The first person I met in the camp was the warden, Dragan Nikolic-Jenki. He entered through the door of the hangar and the prisoners suddenly pulled back. All of them somehow squeezed in the corner, as if they wanted to be as small as possible, so that he would not notice them, or make sure they were not drawing attention to themselves. At the moment he opened the door I ended up between him and the other prisoners.
"Where are you going?"
"To the bathroom!"
Slap! I did not even see when and how he hit me. I fell on the ground, seeing lights in front on my eyes.
"Go back!"
I saw him later. He came to the hangar every day, twice of three times, and took out girls. They usually never came back. The men did not come back either. They were taken out by certain Lukic. He would stop in front of us, carefully watch and then point out someone and say "You!". They would slowly drag towards the door, as if they were condemned to death.
They beat us every day. I was only 17 at the time, but I had bruises all over my body. During the first 15 days in captivity, until I came to Susica, I did not get anything to eat. I managed to convince the guards in Vlasenica to let me go to the toilet and drink some water from time to time. I had lost 20 kilograms and was having trouble standing on my own. The first day in Susica, a woman, brought from one of recently "cleansed" villages near Vlasenica, gave me some bread. I ate a pound of bread at once and then fainted. My body could not take all of that food at once. I was constipated for about twenty days and every visit to the toilet could be fatal, so that I was reluctant to ask. We were beaten all the time on the way from the hanger. This was the only time they would let us out of the hangar.
They beat us on other occasions as well. With iron rods, metal cords, baseball bats, they pushed rifle barrels into mouths. I watched as a camp guard pushed a barrel of a sniper rifle into the mouth of one inmate. The sniper rifle has a significantly longer barrel than other rifles, and the guard managed to push almost the whole barrel inside the inmate's mouth. At times I lost voice singing Chetnik songs; on one occasion, I remember, I had to "chant" for more than two hours in front of the guards: "Serbian Kingdom!" I could not sleep during the time spent in Susica. Actually, that was not possible. Every few minutes one of the guards would come inside and randomly hit at the people, who were lying on top of each other in the dark.
I was captured at home, with my father in mid-May. They promised that they would not harm us. Moreover, they said: "Nothing will happen to your family!" Two weeks later, a bus escorted by the Police came to the part of the town where we lived. They told us to bring only the necessities and hurry on the bus. They were taking us to Kladanj. However, in Nova Kasaba we encountered a checkpoint. The soldier who got on the bus ordered all the males to get off. The bus then continued. We stood on the meadow, watching the bus leave. Our families, mothers, sisters, were on the bus. Three days later they again took us from Vlasenica to Kasaba. There were 38 of us and we were to be shot.

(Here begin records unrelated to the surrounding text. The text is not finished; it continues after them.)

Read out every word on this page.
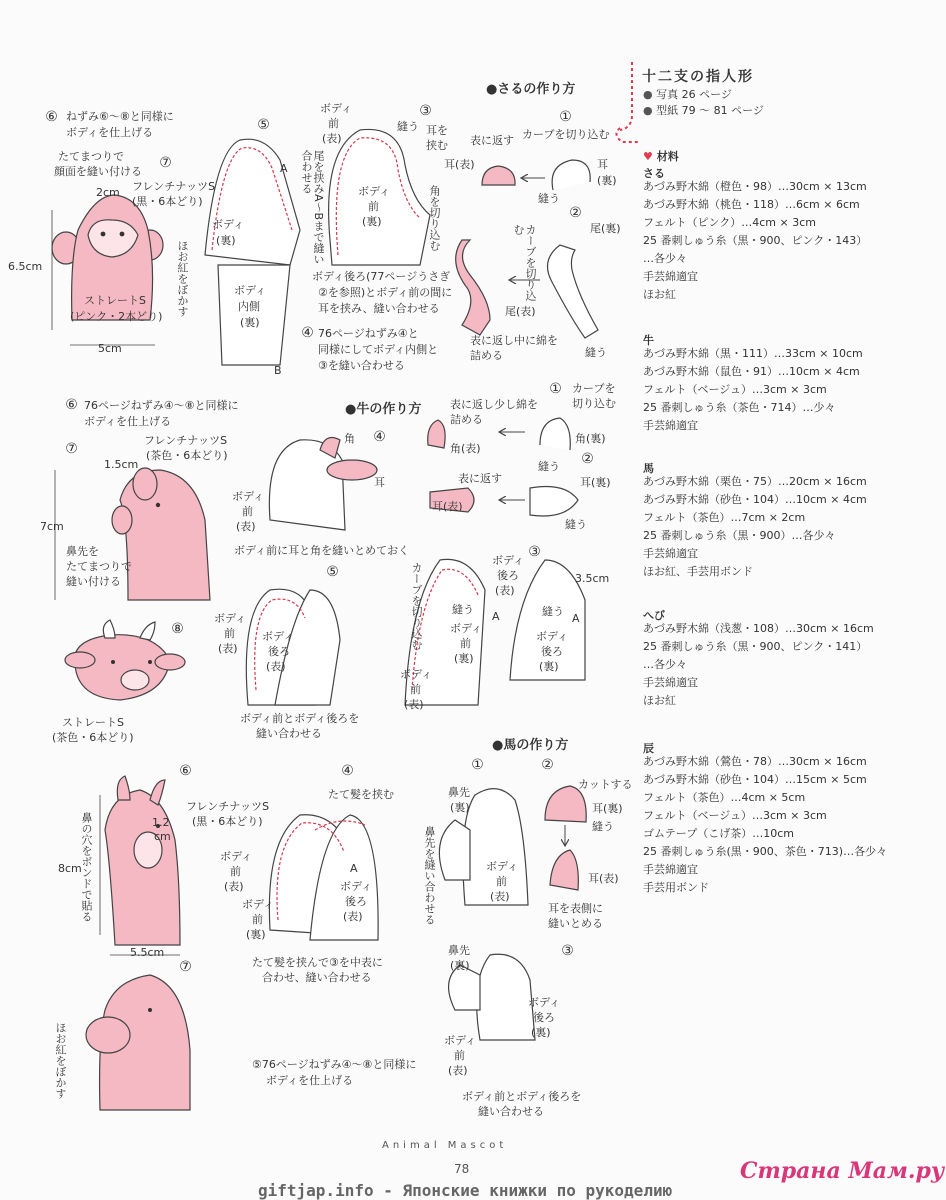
十二支の指人形
● 写真 26 ページ
● 型紙 79 ～ 81 ページ
♥ 材料
さる
あづみ野木綿（橙色・98）…30cm × 13cm
あづみ野木綿（桃色・118）…6cm × 6cm
フェルト（ピンク）…4cm × 3cm
25 番刺しゅう糸（黒・900、ピンク・143）
…各少々
手芸綿適宜
ほお紅
牛
あづみ野木綿（黒・111）…33cm × 10cm
あづみ野木綿（鼠色・91）…10cm × 4cm
フェルト（ベージュ）…3cm × 3cm
25 番刺しゅう糸（茶色・714）…少々
手芸綿適宜
馬
あづみ野木綿（栗色・75）…20cm × 16cm
あづみ野木綿（砂色・104）…10cm × 4cm
フェルト（茶色）…7cm × 2cm
25 番刺しゅう糸（黒・900）…各少々
手芸綿適宜
ほお紅、手芸用ボンド
へび
あづみ野木綿（浅葱・108）…30cm × 16cm
25 番刺しゅう糸（黒・900、ピンク・141）
…各少々
手芸綿適宜
ほお紅
辰
あづみ野木綿（鶯色・78）…30cm × 16cm
あづみ野木綿（砂色・104）…15cm × 5cm
フェルト（茶色）…4cm × 5cm
フェルト（ベージュ）…3cm × 3cm
ゴムテープ（こげ茶）…10cm
25 番刺しゅう糸(黒・900、茶色・713)…各少々
手芸綿適宜
手芸用ボンド
●さるの作り方
①
カーブを切り込む
表に返す
耳(表)	耳
(裏)
縫う
②
尾(裏)
カーブを切り込む
尾(表)
表に返し中に綿を
詰める	縫う
③
縫う 耳を
挟む
ボディ
前
(表)
ボディ
前
(裏)	角を切り込む
ボディ後ろ(77ページうさぎ
②を参照)とボディ前の間に
耳を挟み、縫い合わせる
④ 76ページねずみ④と
同様にしてボディ内側と
③を縫い合わせる
⑤
尾を挟みA～Bまで縫い合わせる
A
B
ボディ
(裏)
ボディ
内側
(裏)
⑥ ねずみ⑥～⑧と同様に
ボディを仕上げる
⑦
たてまつりで
顔面を縫い付ける
フレンチナッツS
(黒・6本どり)
2cm
6.5cm
5cm
ほお紅をぼかす
ストレートS
(ピンク・2本どり)
●牛の作り方
① カーブを
切り込む
表に返し少し綿を
詰める
角(表)
角(裏)
縫う ②
表に返す
耳(表)
耳(裏)
縫う
④
角
耳
ボディ
前
(表)
ボディ前に耳と角を縫いとめておく	③
カーブを切り込む
ボディ
後ろ
(表)
3.5cm
縫う	縫う
A	A
ボディ
前
(裏)
ボディ
後ろ
(裏)
ボディ
前
(表)
⑤
ボディ
前
(表)
ボディ
後ろ
(表)
ボディ前とボディ後ろを
縫い合わせる
⑥ 76ページねずみ④～⑧と同様に
ボディを仕上げる
⑦
フレンチナッツS
(茶色・6本どり)
1.5cm
7cm
鼻先を
たてまつりで
縫い付ける
⑧
ストレートS
(茶色・6本どり)
●馬の作り方
①
鼻先
(裏)
ボディ
前
(表)
鼻先を縫い合わせる
②
カットする
耳(裏)
縫う
耳(表)
耳を表側に
縫いとめる
③
鼻先
(裏)
ボディ
後ろ
(裏)
ボディ
前
(表)
ボディ前とボディ後ろを
縫い合わせる
④
たて髪を挟む
ボディ
前
(表)
A
ボディ
後ろ
(表)
ボディ
前
(裏)
たて髪を挟んで③を中表に
合わせ、縫い合わせる
⑤76ページねずみ④～⑧と同様に
ボディを仕上げる
⑥
フレンチナッツS
(黒・6本どり)
1.2
cm
鼻の穴をボンドで貼る
8cm
5.5cm
⑦
ほお紅をぼかす
Animal Mascot
78
giftjap.info - Японские книжки по рукоделию
Страна Мам.ру
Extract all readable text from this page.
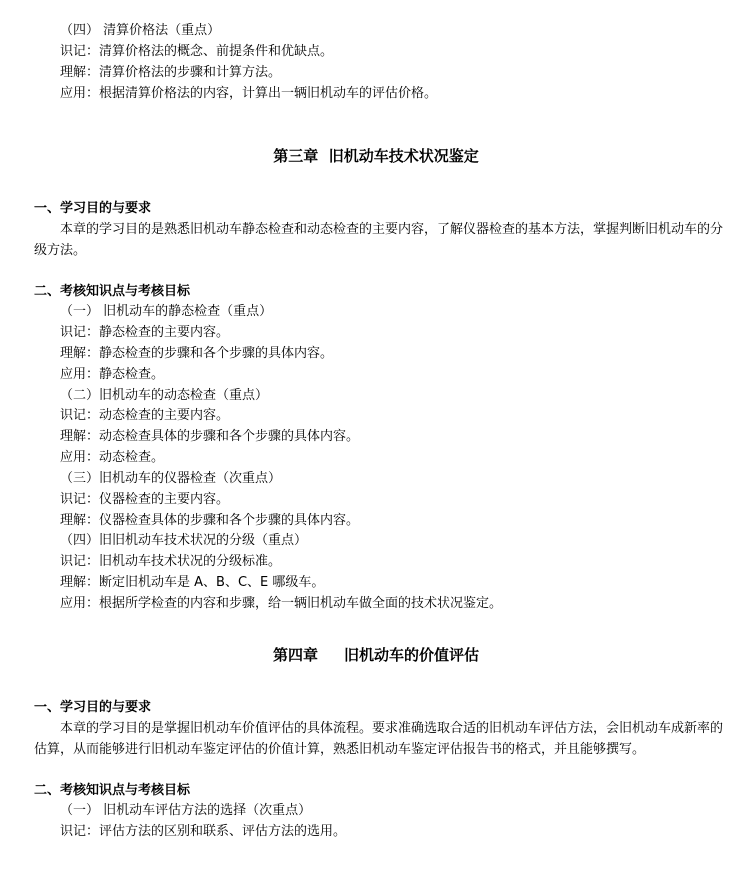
（四） 清算价格法（重点）
识记：清算价格法的概念、前提条件和优缺点。
理解：清算价格法的步骤和计算方法。
应用：根据清算价格法的内容，计算出一辆旧机动车的评估价格。
第三章  旧机动车技术状况鉴定
一、学习目的与要求
本章的学习目的是熟悉旧机动车静态检查和动态检查的主要内容，了解仪器检查的基本方法，掌握判断旧机动车的分级方法。
二、考核知识点与考核目标
（一） 旧机动车的静态检查（重点）
识记：静态检查的主要内容。
理解：静态检查的步骤和各个步骤的具体内容。
应用：静态检查。
（二）旧机动车的动态检查（重点）
识记：动态检查的主要内容。
理解：动态检查具体的步骤和各个步骤的具体内容。
应用：动态检查。
（三）旧机动车的仪器检查（次重点）
识记：仪器检查的主要内容。
理解：仪器检查具体的步骤和各个步骤的具体内容。
（四）旧旧机动车技术状况的分级（重点）
识记：旧机动车技术状况的分级标准。
理解：断定旧机动车是 A、B、C、E 哪级车。
应用：根据所学检查的内容和步骤，给一辆旧机动车做全面的技术状况鉴定。
第四章     旧机动车的价值评估
一、学习目的与要求
本章的学习目的是掌握旧机动车价值评估的具体流程。要求准确选取合适的旧机动车评估方法，会旧机动车成新率的估算，从而能够进行旧机动车鉴定评估的价值计算，熟悉旧机动车鉴定评估报告书的格式，并且能够撰写。
二、考核知识点与考核目标
（一） 旧机动车评估方法的选择（次重点）
识记：评估方法的区别和联系、评估方法的选用。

They lined us up in a meadow. On the other side were 12 soldiers and an armored troop carrier. I recognized Zeljko Lukic behind the big machine gun. He was a conductor on the city bus, the same bus that used to take me every day to school. They lie that people facing death do not see their whole life as if in a film. I saw my whole life in one minute. One of the soldiers stepped out of the execution squad and approached me.
"How old are you?"
"Seventeen."
"What are you doing here?"
I took my father's arm and said. "I am here with my father, I won't be separated from him!"
"Get lost, you shouldn't be here!" he said and then took me and another four boys of the same age from the line and took us to the spot from which we could not see the execution. We were walking when we heard shooting from behind our backs. I turned around and, I swear, perhaps I imagined that, but I swear, I saw my father falling down.